Василий Евсеевич вытащил фуляровый платок, трубно высморкался:
– Так вот для чего тебе на свободе надобно остаться? В Бруты метишь? А на эшафот попадешь, что я твоей матери скажу? А Машеньке?
– С Брутом не смею даже равняться. Брут Цезаря ради республики убил, самому ему ничто не угрожало. А я наши собственные жизни спасаю: мы все в очереди на гильотину.
– Да только один ты эту очередь распихиваешь, вперед торопишься.
Александр ответил невпопад, думая о своем:
– Пока за Робеспьера Национальная гвардия, он непобедим.
– А с чего ты взял, что гвардия будет за Робеспьера?
– Они солдаты. Привыкли повиноваться своему командиру. А их командир Анрио предан Робеспьеру.
– М-м-м… – дядюшка нашарил табакерку, раскрыл ее и задумчиво исследовал содержимое. – А не ты ли мне толковал, что власть, неуязвимую снаружи, следует рушить изнутри?
Александр грыз ноготь, уставившись в окно. Василий Евсеевич уже и понюшку взял, и прочихался, и снова в газетный отчет углубился, когда племянник наконец спрыгнул с подоконника.
– Кажется, я знаю человека, который наловчился носить гвардейскую форму.
XXX
МАЛЕНЬКИЙ ЧЕЛОВЕЧЕК С зеленоватым лицом уже час вещал с трибуны Конвента монотонным и бесстрастным голоском.
– Необходимо, – бубнил он с листка, – возобновить состав Комитета общественного спасения, очистить Комитет общественной безопасности, создать правительственное единство под верховною властью Конвента…
Последний раз Робеспьер появлялся на этой трибуне полтора месяца назад. Сегодня, восьмого термидора, двадцать шестого июля по старому стилю, его слушали иначе. Даже всегдашние ярые его сторонницы-вязальщицы, прежде сопровождавшие каждую казнь оскорблениями и ликованием, – теперь предпочитали вязать по домам.

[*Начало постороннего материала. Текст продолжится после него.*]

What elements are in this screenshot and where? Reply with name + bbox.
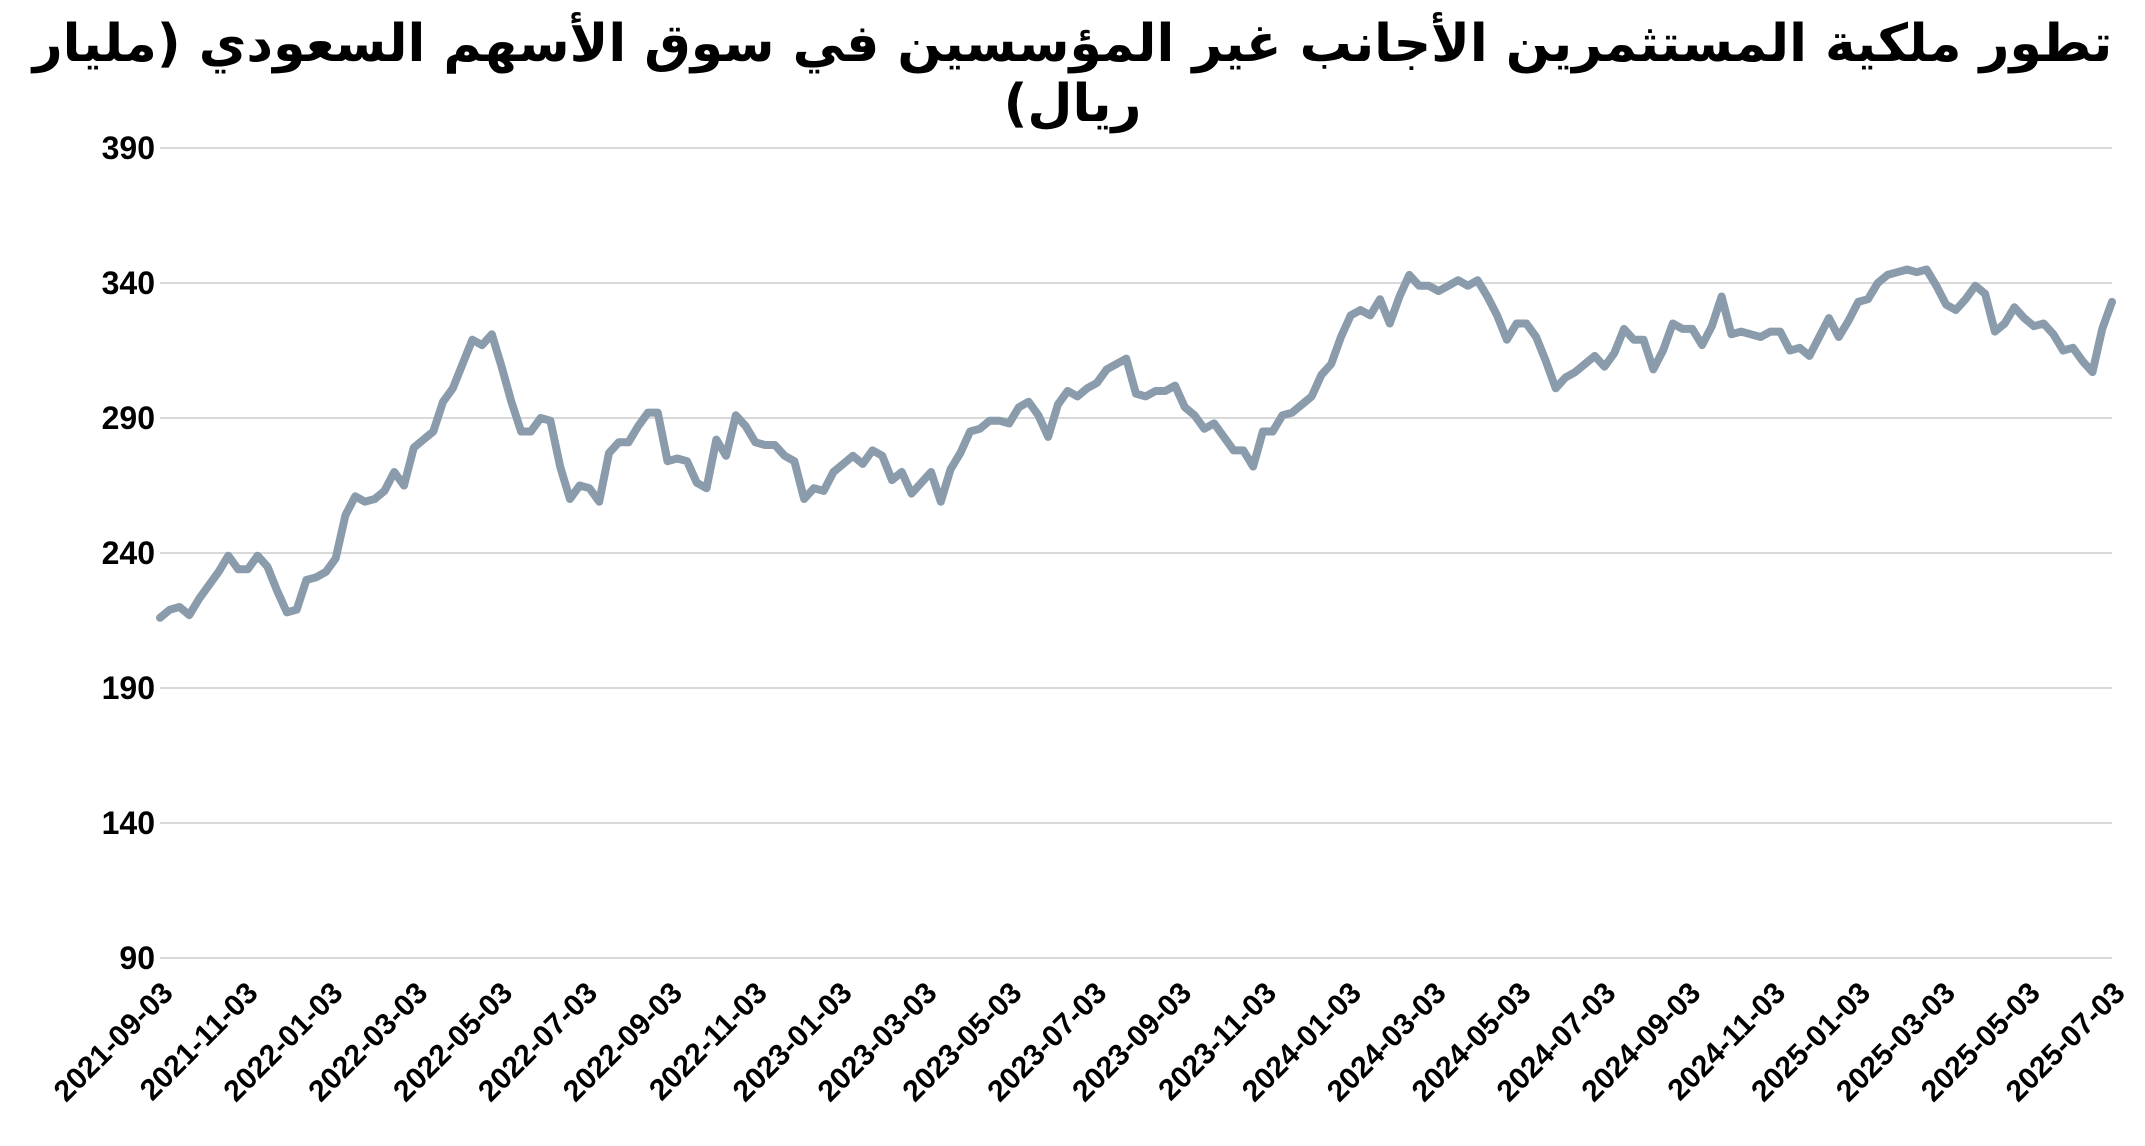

Триумвир, несомненно, пришел помериться силами с мятежными депутатами. Он нападал на них, туманно называя их «партией дурных граждан», и указывал на существование заговора против общественной свободы в недрах самого Конвента. Обвинения звучали неопределенно. Члены ассамблеи переглядывались, никто не был уверен в собственной безопасности, призывы «возобновить» и «очистить» не вызвали прежнего энтузиазма. Строго говоря, в Конвенте виновны были все и вся, вплоть до колокольчика председателя.
Какой-то высокий светловолосый молодой человек на галерее для публики громко произнес:
– Это похуже королевских летр де каше[7].
Со своего места наверху горы на него оглянулся депутат Шарлье. Он был якобинцем, но тоже хотел ясности. Шарлье повернулся к трибуне и крикнул выступающему:
– Назови тех, кого ты обвиняешь!
Однако Робеспьер отказался. В Конвенте воцарилось молчание. Каждый чувствовал себя под угрозой проскрипции.